Second, on October 15, Ilham Aliyev was re-elected Azerbaijan’s president with 88 percent of the vote, an election most observers suggested had been carried out far closer to international norms than had earlier polls, although many pointed to the failure of some opposition parties to field candidates against him as a form of protect as a problem. Related to that development was the Azerbaijani parliament’s decision at the end of December 26 to have a referendum on March 18, 2009, on a constitutional amendment that would allow Aliyev or some other future president to serve more than two terms in a row, a measure that the current president’s supporters say is the essence of democracy because it allows the people of Azerbaijan to continue to support someone they have demonstrated they back but that his opponents suggest creates the risk that he will be president for life.
After the election and even more in anticipation of a referendum that his supporters are certain will end with a victory, President Aliyev stands unchallenged at the top of the political pyramid in Azerbaijan. On the one hand, that gives him the opportunity to take risks and pursue policies that a political leader more directly challenged would not dare make. But on the other, it means that he and others in the Azerbaijani political system must work to promote the inclusion of more people in political process who will thereby acquire the skills to assume even more important positions in the future.

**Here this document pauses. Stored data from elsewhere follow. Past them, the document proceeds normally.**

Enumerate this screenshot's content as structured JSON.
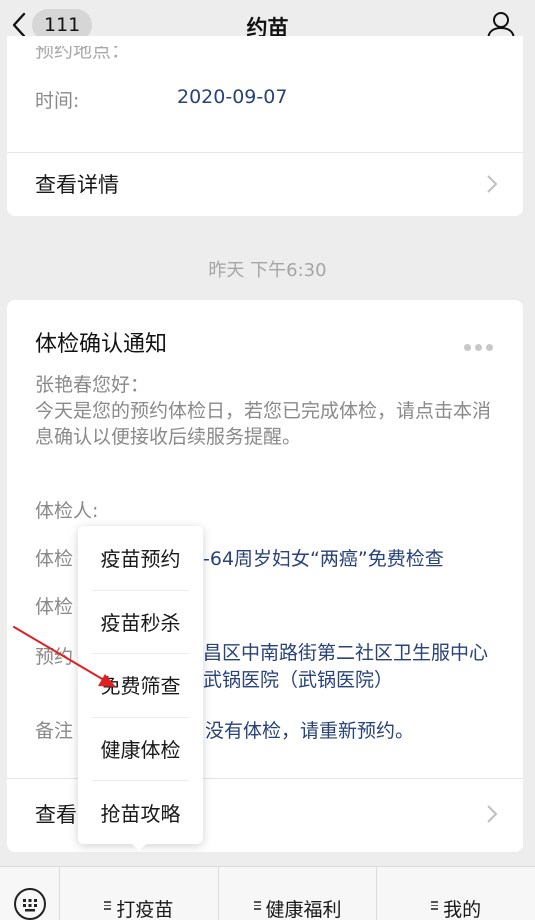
{
  "nav": {
    "badge": "111",
    "title": "约苗"
  },
  "card1": {
    "clipped_text": "预约地点：",
    "time_label": "时间:",
    "time_value": "2020-09-07",
    "detail_label": "查看详情"
  },
  "timestamp": "昨天 下午6:30",
  "card2": {
    "title": "体检确认通知",
    "greeting": "张艳春您好：",
    "message": "今天是您的预约体检日，若您已完成体检，请点击本消息确认以便接收后续服务提醒。",
    "rows": [
      {
        "label": "体检人:",
        "value": ""
      },
      {
        "label": "体检",
        "value": "-64周岁妇女“两癌”免费检查"
      },
      {
        "label": "体检",
        "value": ""
      },
      {
        "label": "预约",
        "value": "昌区中南路街第二社区卫生服中心武锅医院（武锅医院）"
      },
      {
        "label": "备注",
        "value": "没有体检，请重新预约。"
      }
    ],
    "detail_label": "查看"
  },
  "popup": {
    "items": [
      "疫苗预约",
      "疫苗秒杀",
      "免费筛查",
      "健康体检",
      "抢苗攻略"
    ]
  },
  "bottom_menu": {
    "items": [
      "打疫苗",
      "健康福利",
      "我的"
    ]
  },
  "colors": {
    "link_blue": "#28427a",
    "annotation_arrow": "#e02020"
  }
}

Third, on November 2, President Aliyev met with his Armenian and Russian counterparts in the Kremlin and signed the Moscow Declaration calling for more negotiations between Baku and Yerevan to find a solution to the Karabakh dispute, the first accord signed by both Azerbaijani and Armenian presidents since the 1994 ceasefire and one that effectively eliminates Stepanakert as a party to such talks, at least in the Azerbaijani interpretation of the document.

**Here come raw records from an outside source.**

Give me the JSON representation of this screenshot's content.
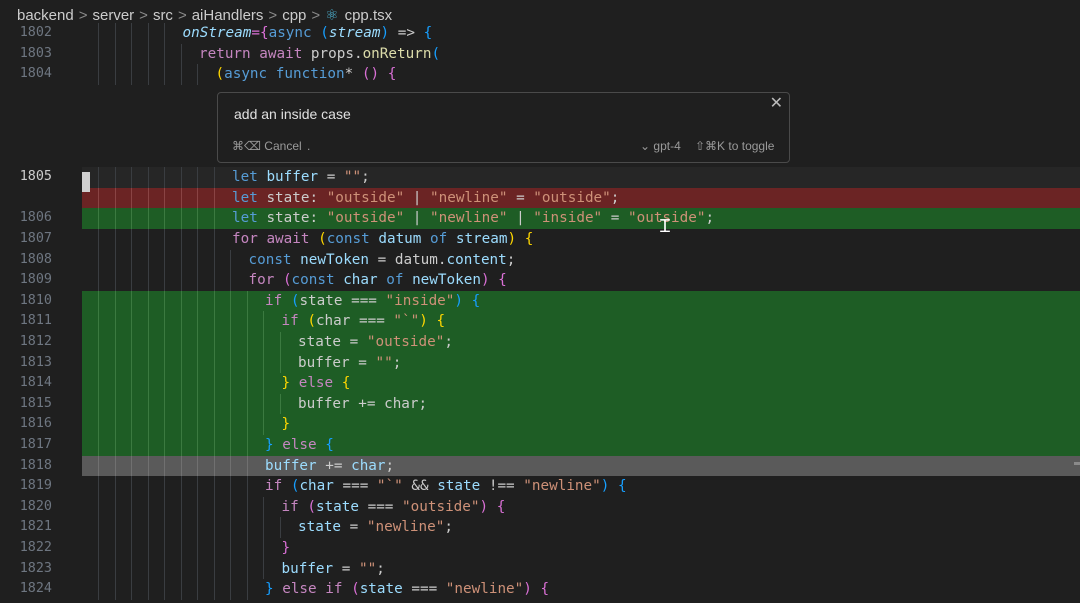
{
  "breadcrumb": {
    "items": [
      "backend",
      "server",
      "src",
      "aiHandlers",
      "cpp"
    ],
    "file": "cpp.tsx",
    "file_icon": "react-icon"
  },
  "prompt": {
    "text": "add an inside case",
    "cancel_label": "⌘⌫ Cancel",
    "dot": ".",
    "model_label": "gpt-4",
    "model_chevron": "⌄",
    "toggle_label": "⇧⌘K to toggle",
    "close": "✕"
  },
  "lines": [
    {
      "num": "1802",
      "indent": 5,
      "tokens": [
        [
          "onStream",
          "var it"
        ],
        [
          "={",
          "p2"
        ],
        [
          "async ",
          "kw"
        ],
        [
          "(",
          "p3"
        ],
        [
          "stream",
          "var it"
        ],
        [
          ")",
          "p3"
        ],
        [
          " => ",
          ""
        ],
        [
          "{",
          "p3"
        ]
      ]
    },
    {
      "num": "1803",
      "indent": 6,
      "tokens": [
        [
          "return ",
          "kw2"
        ],
        [
          "await ",
          "kw2"
        ],
        [
          "props",
          ""
        ],
        [
          ".",
          ""
        ],
        [
          "onReturn",
          "fn"
        ],
        [
          "(",
          "p3"
        ]
      ]
    },
    {
      "num": "1804",
      "indent": 7,
      "tokens": [
        [
          "(",
          "p1"
        ],
        [
          "async ",
          "kw"
        ],
        [
          "function",
          "kw"
        ],
        [
          "* ",
          ""
        ],
        [
          "()",
          "p2"
        ],
        [
          " ",
          ""
        ],
        [
          "{",
          "p2"
        ]
      ]
    },
    {
      "num": "",
      "indent": 0,
      "tokens": []
    },
    {
      "num": "",
      "indent": 0,
      "tokens": []
    },
    {
      "num": "",
      "indent": 0,
      "tokens": []
    },
    {
      "num": "",
      "indent": 0,
      "tokens": []
    },
    {
      "num": "1805",
      "indent": 8,
      "bg": "cur",
      "active": true,
      "tokens": [
        [
          "let ",
          "kw"
        ],
        [
          "buffer",
          "var"
        ],
        [
          " = ",
          ""
        ],
        [
          "\"\"",
          "str"
        ],
        [
          ";",
          ""
        ]
      ]
    },
    {
      "num": "",
      "indent": 8,
      "bg": "removed",
      "tokens": [
        [
          "let ",
          "kw"
        ],
        [
          "state",
          ""
        ],
        [
          ": ",
          ""
        ],
        [
          "\"outside\"",
          "str"
        ],
        [
          " | ",
          ""
        ],
        [
          "\"newline\"",
          "str"
        ],
        [
          " = ",
          ""
        ],
        [
          "\"outside\"",
          "str"
        ],
        [
          ";",
          ""
        ]
      ]
    },
    {
      "num": "1806",
      "indent": 8,
      "bg": "added",
      "tokens": [
        [
          "let ",
          "kw"
        ],
        [
          "state",
          ""
        ],
        [
          ": ",
          ""
        ],
        [
          "\"outside\"",
          "str"
        ],
        [
          " | ",
          ""
        ],
        [
          "\"newline\"",
          "str"
        ],
        [
          " | ",
          ""
        ],
        [
          "\"inside\"",
          "str"
        ],
        [
          " = ",
          ""
        ],
        [
          "\"outside\"",
          "str"
        ],
        [
          ";",
          ""
        ]
      ]
    },
    {
      "num": "1807",
      "indent": 8,
      "tokens": [
        [
          "for ",
          "kw2"
        ],
        [
          "await ",
          "kw2"
        ],
        [
          "(",
          "p1"
        ],
        [
          "const ",
          "kw"
        ],
        [
          "datum ",
          "var"
        ],
        [
          "of ",
          "kw"
        ],
        [
          "stream",
          "var"
        ],
        [
          ") ",
          "p1"
        ],
        [
          "{",
          "p1"
        ]
      ]
    },
    {
      "num": "1808",
      "indent": 9,
      "tokens": [
        [
          "const ",
          "kw"
        ],
        [
          "newToken",
          "var"
        ],
        [
          " = ",
          ""
        ],
        [
          "datum",
          ""
        ],
        [
          ".",
          ""
        ],
        [
          "content",
          "var"
        ],
        [
          ";",
          ""
        ]
      ]
    },
    {
      "num": "1809",
      "indent": 9,
      "tokens": [
        [
          "for ",
          "kw2"
        ],
        [
          "(",
          "p2"
        ],
        [
          "const ",
          "kw"
        ],
        [
          "char ",
          "var"
        ],
        [
          "of ",
          "kw"
        ],
        [
          "newToken",
          "var"
        ],
        [
          ") ",
          "p2"
        ],
        [
          "{",
          "p2"
        ]
      ]
    },
    {
      "num": "1810",
      "indent": 10,
      "bg": "added",
      "tokens": [
        [
          "if ",
          "kw2"
        ],
        [
          "(",
          "p3"
        ],
        [
          "state",
          ""
        ],
        [
          " === ",
          ""
        ],
        [
          "\"inside\"",
          "str"
        ],
        [
          ") ",
          "p3"
        ],
        [
          "{",
          "p3"
        ]
      ]
    },
    {
      "num": "1811",
      "indent": 11,
      "bg": "added",
      "tokens": [
        [
          "if ",
          "kw2"
        ],
        [
          "(",
          "p1"
        ],
        [
          "char",
          ""
        ],
        [
          " === ",
          ""
        ],
        [
          "\"`\"",
          "str"
        ],
        [
          ") ",
          "p1"
        ],
        [
          "{",
          "p1"
        ]
      ]
    },
    {
      "num": "1812",
      "indent": 12,
      "bg": "added",
      "tokens": [
        [
          "state",
          ""
        ],
        [
          " = ",
          ""
        ],
        [
          "\"outside\"",
          "str"
        ],
        [
          ";",
          ""
        ]
      ]
    },
    {
      "num": "1813",
      "indent": 12,
      "bg": "added",
      "tokens": [
        [
          "buffer",
          ""
        ],
        [
          " = ",
          ""
        ],
        [
          "\"\"",
          "str"
        ],
        [
          ";",
          ""
        ]
      ]
    },
    {
      "num": "1814",
      "indent": 11,
      "bg": "added",
      "tokens": [
        [
          "} ",
          "p1"
        ],
        [
          "else ",
          "kw2"
        ],
        [
          "{",
          "p1"
        ]
      ]
    },
    {
      "num": "1815",
      "indent": 12,
      "bg": "added",
      "tokens": [
        [
          "buffer",
          ""
        ],
        [
          " += ",
          ""
        ],
        [
          "char",
          ""
        ],
        [
          ";",
          ""
        ]
      ]
    },
    {
      "num": "1816",
      "indent": 11,
      "bg": "added",
      "tokens": [
        [
          "}",
          "p1"
        ]
      ]
    },
    {
      "num": "1817",
      "indent": 10,
      "bg": "added",
      "tokens": [
        [
          "} ",
          "p3"
        ],
        [
          "else ",
          "kw2"
        ],
        [
          "{",
          "p3"
        ]
      ]
    },
    {
      "num": "1818",
      "indent": 10,
      "bg": "hl",
      "tokens": [
        [
          "buffer",
          "var"
        ],
        [
          " += ",
          ""
        ],
        [
          "char",
          "var"
        ],
        [
          ";",
          ""
        ]
      ]
    },
    {
      "num": "1819",
      "indent": 10,
      "tokens": [
        [
          "if ",
          "kw2"
        ],
        [
          "(",
          "p3"
        ],
        [
          "char",
          "var"
        ],
        [
          " === ",
          ""
        ],
        [
          "\"`\"",
          "str"
        ],
        [
          " && ",
          ""
        ],
        [
          "state",
          "var"
        ],
        [
          " !== ",
          ""
        ],
        [
          "\"newline\"",
          "str"
        ],
        [
          ") ",
          "p3"
        ],
        [
          "{",
          "p3"
        ]
      ]
    },
    {
      "num": "1820",
      "indent": 11,
      "tokens": [
        [
          "if ",
          "kw2"
        ],
        [
          "(",
          "p2"
        ],
        [
          "state",
          "var"
        ],
        [
          " === ",
          ""
        ],
        [
          "\"outside\"",
          "str"
        ],
        [
          ") ",
          "p2"
        ],
        [
          "{",
          "p2"
        ]
      ]
    },
    {
      "num": "1821",
      "indent": 12,
      "tokens": [
        [
          "state",
          "var"
        ],
        [
          " = ",
          ""
        ],
        [
          "\"newline\"",
          "str"
        ],
        [
          ";",
          ""
        ]
      ]
    },
    {
      "num": "1822",
      "indent": 11,
      "tokens": [
        [
          "}",
          "p2"
        ]
      ]
    },
    {
      "num": "1823",
      "indent": 11,
      "tokens": [
        [
          "buffer",
          "var"
        ],
        [
          " = ",
          ""
        ],
        [
          "\"\"",
          "str"
        ],
        [
          ";",
          ""
        ]
      ]
    },
    {
      "num": "1824",
      "indent": 10,
      "tokens": [
        [
          "} ",
          "p3"
        ],
        [
          "else ",
          "kw2"
        ],
        [
          "if ",
          "kw2"
        ],
        [
          "(",
          "p2"
        ],
        [
          "state",
          "var"
        ],
        [
          " === ",
          ""
        ],
        [
          "\"newline\"",
          "str"
        ],
        [
          ") ",
          "p2"
        ],
        [
          "{",
          "p2"
        ]
      ]
    }
  ]
}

Among the consequences of this accord, perhaps the most important was the way in which the Moscow Declaration effectively reduced the importance of the OSCE Minsk Group, the protestations of all the participants to the contrary notwithstanding. On the one hand, that puts greater responsibility on Baku and Yerevan to make progress on their own, something neither will find it easy to do given the diametrically opposed positions the two sides have on many issues. And on the other, the document, by sidelining the Minsk Group, almost certainly invites individual powers from within that group, such as the Russian Federation and Turkey, and others outside it, including Iran, to play a larger role, moves that will at the very least complicate diplomacy on this issue in the year ahead.
For Baku, this almost certainly will mean that its “balanced” foreign policy will be challenged in new ways because the Azerbaijani government will have to measure and then balance the influences of Russia and the West but many other, often competing influences as well. That will put new burdens on the foreign policy apparatus in Baku and make it imperative that President Aliyev’s plans to expand that apparatus both within Azerbaijan and in embassies abroad go forward at a rapid pace.

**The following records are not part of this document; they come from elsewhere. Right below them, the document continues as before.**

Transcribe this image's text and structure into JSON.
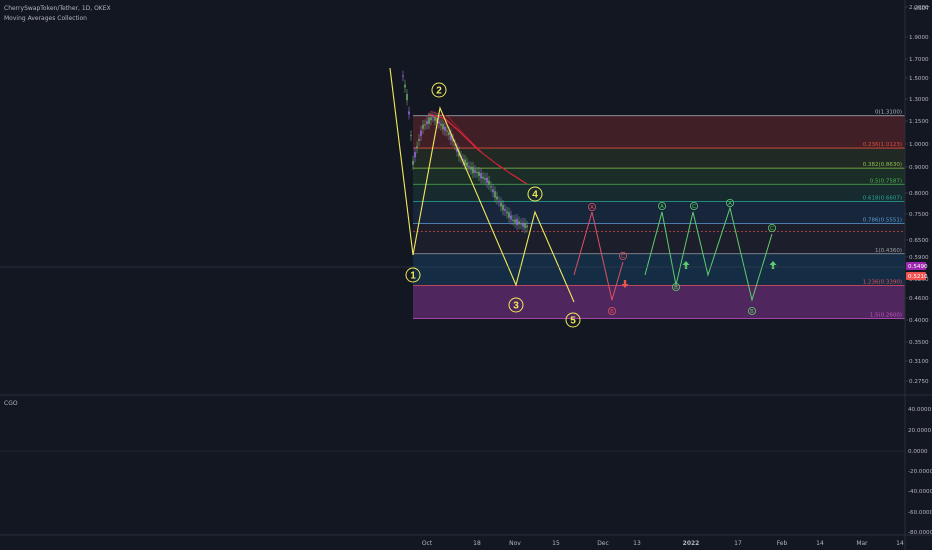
{
  "header": {
    "symbol": "CherrySwapToken/Tether, 1D, OKEX",
    "indicator": "Moving Averages Collection",
    "currency": "USDT",
    "oscillator": "CGO"
  },
  "colors": {
    "background": "#131722",
    "candle": "#b45af0",
    "wave": "#f2e95a",
    "bearish_projection": "#e05060",
    "bullish_projection": "#5ccd6a",
    "price_badge_purple": "#9c27b0",
    "price_badge_red": "#ef5350"
  },
  "chart_data": {
    "type": "candlestick",
    "title": "CherrySwapToken/Tether, 1D, OKEX",
    "y_scale": "log",
    "price_axis_ticks": [
      "2.2000",
      "1.9000",
      "1.7000",
      "1.5000",
      "1.3000",
      "1.1500",
      "1.0000",
      "0.9000",
      "0.8000",
      "0.7500",
      "0.6500",
      "0.5900",
      "0.5200",
      "0.4600",
      "0.4000",
      "0.3500",
      "0.3100",
      "0.2750"
    ],
    "time_axis_ticks": [
      "Oct",
      "18",
      "Nov",
      "15",
      "Dec",
      "13",
      "2022",
      "17",
      "Feb",
      "14",
      "Mar",
      "14"
    ],
    "current_prices": [
      "0.5490",
      "0.5210"
    ],
    "fib_levels": [
      {
        "label": "0(1.3100)",
        "value": 1.31,
        "color": "#b2b5be"
      },
      {
        "label": "0.236(1.0123)",
        "value": 1.0123,
        "color": "#e0503c"
      },
      {
        "label": "0.382(0.8630)",
        "value": 0.863,
        "color": "#8bc34a"
      },
      {
        "label": "0.5(0.7587)",
        "value": 0.7587,
        "color": "#4caf50"
      },
      {
        "label": "0.618(0.6607)",
        "value": 0.6607,
        "color": "#26a69a"
      },
      {
        "label": "0.786(0.5551)",
        "value": 0.5551,
        "color": "#5b9bd5"
      },
      {
        "label": "1(0.4360)",
        "value": 0.436,
        "color": "#9aa0a6"
      },
      {
        "label": "1.236(0.3390)",
        "value": 0.339,
        "color": "#e05060"
      },
      {
        "label": "1.5(0.2600)",
        "value": 0.26,
        "color": "#c050c0"
      }
    ],
    "elliott_wave_labels": [
      "1",
      "2",
      "3",
      "4",
      "5"
    ],
    "projection_labels": [
      "A",
      "B",
      "C"
    ],
    "oscillator": {
      "name": "CGO",
      "ticks": [
        "40.0000",
        "20.0000",
        "0.0000",
        "-20.0000",
        "-40.0000",
        "-60.0000",
        "-80.0000"
      ]
    }
  }
}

Fourth, on November 14, the Azerbaijani parliament votes 86 to one to pull its peacekeeping unit from Iraq where it had been since 2003, a decision followed shortly by the announcement that the Azerbaijani and Russian defense ministries had signed an expanded cooperation agreement and one that suggested to some analysts that in the wake of the events in Georgia, Baku’s “balanced” foreign policy was tilting away from the West and toward Moscow, even though Azerbaijan subsequently committed itself to send units to Afghanistan sometime in 2009.
And fifth, on November 14-15, the presidents of six countries and senior representatives of 16 other states met in Baku for an energy summit – the fourth in a series that began in Vilnius several years ago – an event that reinforced Azerbaijan’s relations with the oil and gas exporting countries of Central Asia and one that President Aliyev suggested underscored Azerbaijan’s geopolitical status as the key crossroads of east-west and north-south energy flows from Eurasia to the outside world.
In addition to these actions, Azerbaijan was profoundly affected by five broader international developments, some of which reinforced the consequences of these decisions about its foreign policies and others of which undercut them. First of all has been the world financial crisis including the dramatic decline in the price of oil, Azerbaijan’s major export. That has reduced the amount of money Azerbaijan has for the future, but it has also shown that Baku’s stewardship of its oil earnings in the past has provided it with more of a cushion than many other countries in similar straits now have. Whether that will be enough, of course, depends on how long the crisis continues and how low the price of oil remains.
Second, the Russian invasion of Georgia changed the security calculations of all countries in the region, including Azerbaijan. For the first time since 1991, the use of military power across international borders is now thinkable, something that may tempt some in Azerbaijan to use force against Armenian occupiers. And also for the first time since the end of the Soviet Union, governments must view militaries not simply as structures which promote national integration but as an important component for national defense. That in turn means greater spending on military equipment and personnel and a greater voice for military personnel in national security decision making.
Third and fourth, the Turkish government has pursued a rapprochement with Armenia, challenging one of the fundamental assumptions of Azerbaijani foreign policy, and the Iranian government has assumed a larger regional role, raising the stakes for Azerbaijan’s relationship not only with Tehran over the question of ethnic Azerbaijanis in the south but also with other regional players who may be able to count on support from Iran. How far either Turkey or Iran will go and how much they will affect Azerbaijan is one of the key questions that may be answered in the new year.
And fifth – and possibly the twin developments that have the potential to be “wild cards” in 2009 – both the Russian Federation and the United States chose new leaders in 2008, leaders whose approach to Azerbaijan may be very different than their predecessors. Having succeeded Vladimir Putin as Russian president, Medvedev appears ready to pursue an even more expansive approach to the former Soviet space than his predecessor, less ideological perhaps but more concerted. That will present new challenges for Baku to which its leadership will have to respond.
But more dramatic are likely to be the changes resulting from the election of Barak Obama as president of the United States. While his statements during the campaign about 1915 have attracted more attention than they probably deserve – history suggests that such comments tend to be a staple during American election years but not at other times – Obama is going to be a very different American leader than George W. Bush, the man he succeeds, in at least three ways: He is likely to be less focused on oil than Bush has been. He is certain to be more focused on democracy and human rights. And he is likely to be less driven by personal ties with foreign leaders than the current occupant of the White House.
How all these things will combine in the year ahead is impossible to predict, but there are several obvious consequences. First, Baku is going to find itself both the beneficiary and the victim of its own successes in 2008. It will have more opportunities to play a role in international affairs than ever before, but it will be scrutinized and possibly criticized for actions and policies that most other countries have chosen to ignore in the past. The former is something that Azerbaijanis will take pride in; the latter is something many of them may find difficult to accept.
Second, even though Baku is certain to continue to pursue what President Aliyev calls its “balanced” foreign policy, the meaning of that balance is shifting, not only because of the changed power relations of the countries which have been players in the South Caucasus in the past but also because of the entrance or re-entrance of other powers that Baku has generally been able to ignore in this calculus up to now. That will require a more complicated balancing act, one that will challenge both the Azerbaijani government and the Azerbaijani people in new ways.
And third – and again this may be the most important cautionary note – 2009 is almost certain to feature unexpected developments that no one in Baku or elsewhere is planning for. Azerbaijan has had a cushion in the form of its oil wealth and its remarkable stewardship of same. Now, that cushion is smaller than it was, and consequently, the risks of being wrong in what is an increasingly dangerous world are greater, a challenge that the Azerbaijani government is far from alone in now having to face.